Saturday, August 20, 2005

Coldplay at the Shoreline-Largest Coldplay Concert Ever

Friday's concert at the Shoreline Amphitheatre marked a turning point for Coldplay, and three songs into the British band's set, singer-songwriter Chris Martin paused to capture the moment.
"I've just been told that this is our biggest show ever, and if everyone here had voted for us we would have won 'American Idol,' " he quipped before turning to his piano to sing "Trouble" a track off of 1999's "The Blue Room" EP. By song's end, half the amphitheater was singing along.
Referencing the band's new popularity before playing an old favorite was a telling gesture. Since releasing its Grammy-winning second album, "A Rush of Blood to the Head," last year, Coldplay's stateside following has swelled from a devoted fan base to a broader mainstream audience that missed its brilliant (also Grammy-winning) debut, 2000's "Parachutes."
The quartet is now a radio staple; "A Rush of Blood" has gone platinum; Martin is dating Gwyneth Paltrow (at least it's not Winona). At Shoreline, the crowd boasted a trans-cultural melange of indie kids, older prog-rockers and fresh converts who discovered the band through their local modern-rock stations.

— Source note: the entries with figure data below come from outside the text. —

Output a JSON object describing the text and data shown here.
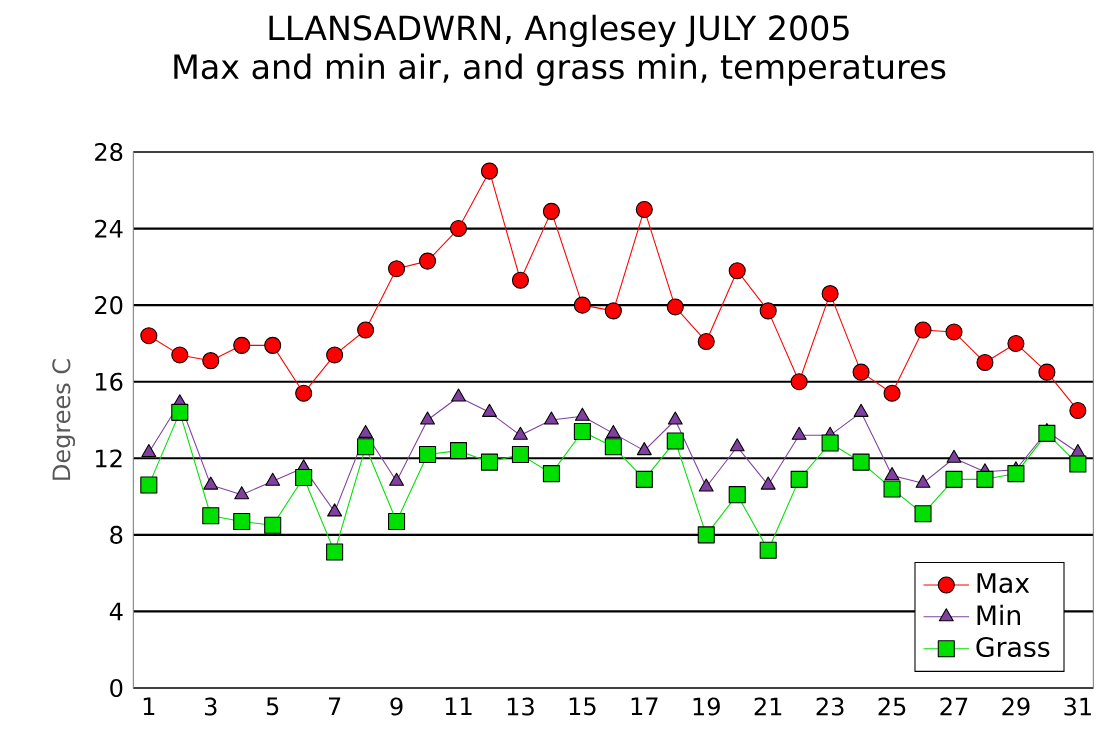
{
  "chart_data": {
    "type": "line",
    "title": "LLANSADWRN, Anglesey JULY 2005",
    "subtitle": "Max and min air, and grass min, temperatures",
    "ylabel": "Degrees C",
    "x": [
      1,
      2,
      3,
      4,
      5,
      6,
      7,
      8,
      9,
      10,
      11,
      12,
      13,
      14,
      15,
      16,
      17,
      18,
      19,
      20,
      21,
      22,
      23,
      24,
      25,
      26,
      27,
      28,
      29,
      30,
      31
    ],
    "xlim": [
      0.5,
      31.5
    ],
    "xticks": [
      1,
      3,
      5,
      7,
      9,
      11,
      13,
      15,
      17,
      19,
      21,
      23,
      25,
      27,
      29,
      31
    ],
    "ylim": [
      0,
      28
    ],
    "yticks": [
      0,
      4,
      8,
      12,
      16,
      20,
      24,
      28
    ],
    "grid": "y",
    "legend": "bottom right",
    "series": [
      {
        "name": "Max",
        "color": "#ff0000",
        "marker": "circle",
        "values": [
          18.4,
          17.4,
          17.1,
          17.9,
          17.9,
          15.4,
          17.4,
          18.7,
          21.9,
          22.3,
          24.0,
          27.0,
          21.3,
          24.9,
          20.0,
          19.7,
          25.0,
          19.9,
          18.1,
          21.8,
          19.7,
          16.0,
          20.6,
          16.5,
          15.4,
          18.7,
          18.6,
          17.0,
          18.0,
          16.5,
          14.5
        ]
      },
      {
        "name": "Min",
        "color": "#8040a0",
        "marker": "triangle",
        "values": [
          12.3,
          14.9,
          10.6,
          10.1,
          10.8,
          11.5,
          9.2,
          13.3,
          10.8,
          14.0,
          15.2,
          14.4,
          13.2,
          14.0,
          14.2,
          13.3,
          12.4,
          14.0,
          10.5,
          12.6,
          10.6,
          13.2,
          13.2,
          14.4,
          11.1,
          10.7,
          12.0,
          11.3,
          11.4,
          13.4,
          12.3
        ]
      },
      {
        "name": "Grass",
        "color": "#00e000",
        "marker": "square",
        "values": [
          10.6,
          14.4,
          9.0,
          8.7,
          8.5,
          11.0,
          7.1,
          12.6,
          8.7,
          12.2,
          12.4,
          11.8,
          12.2,
          11.2,
          13.4,
          12.6,
          10.9,
          12.9,
          8.0,
          10.1,
          7.2,
          10.9,
          12.8,
          11.8,
          10.4,
          9.1,
          10.9,
          10.9,
          11.2,
          13.3,
          11.7
        ]
      }
    ]
  }
}
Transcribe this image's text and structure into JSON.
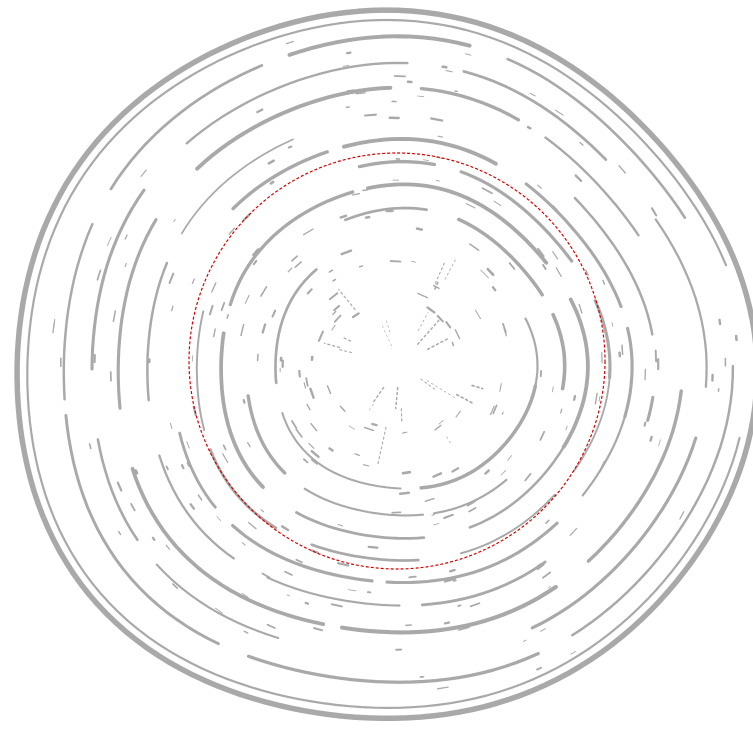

Is good fortune a bad thing? Not for Martin, who repeatedly marveled at the size of the audience and venue. But for veteran Coldplay fans, who have watched their group move from relatively intimate sets at Bimbo's and the Fillmore to the Greek Theatre and finally the 20,000-capacity Shoreline, this transition from inspired underdogs to rock stars probably carries a bittersweet aftertaste.

Yet the progression is as fitting as it is fortunate. Coldplay's expansive sound, in which even piano ballads seem built for cathedral recitals, is perfectly suited to huge venues, and on Friday it effortlessly filled the amphitheater's sprawling space.

If Coldplay's 90-minute performance felt rote after a year of touring, it still sounded magnificent. The band kicked off with its standard opener, "Politik," a classic Coldplay arrangement in which hushed, confessional verses ignite into choruses of Wagnerian scale. The loud-soft dynamic worked well on "A Rush of Blood to the Head" and "Don't Panic," and reached its pinnacle with "God Put a Smile Upon Your Face." Starting as an acoustic ballad, the song built into a symphony of acid-rock distortion and soaring, bittersweet vocals as Martin cut loose to dance across the stage with his guitar.

Whether hunkering at the piano or whirling in circles like an ecstatic dervish, Martin has developed a stage presence kinetic enough to reach the lawn seats. His keening vocals fill the music with soulful veracity, whether toning down the treacle in "Everything's Not Lost" to create an inspirational anthem or adding a melancholic touch to the lilting melody of "The Scientist." On the neo-psychedelic "Daylight," Martin even managed to make verses extolling sunshine sound dark as lead guitarist Jon Buckland wove through Eastern-tinged riffs.
At times Coldplay's lavish sound echoed early U2, particularly on the mid- tempo "One I Love" and the new song "Moses"; at others, particularly in the lush dream pop of its first hit single, "Yellow," it recalled the band's days at the vanguard of Brit-pop's second wave. Coldplay has found that rare middle ground between accessibility and complex musicianship: Exchanges between guitars and piano shifted the music's mood and texture, while bassist Guy Berryman and drummer Will Champion created a rhythmic backdrop that provided a booming, danceable vibe.

The encore included the ubiquitous "Clocks" and "In My Place," still powerful and achingly beautiful after a thousand airplays. Dedicating the night's final number, the piano tune "Amsterdam," "to my lady and my dad," Martin told the crowd, "We thought there's no way we can be a soft rock band with short hair. We've proved that we can."

They've proved more than that -- among other things, that a gifted and adventurous rock group can enjoy mainstream success without whoring its talent.

We might never see them play Bimbo's again, but witnessing Coldplay's uncompromised success is a fair trade.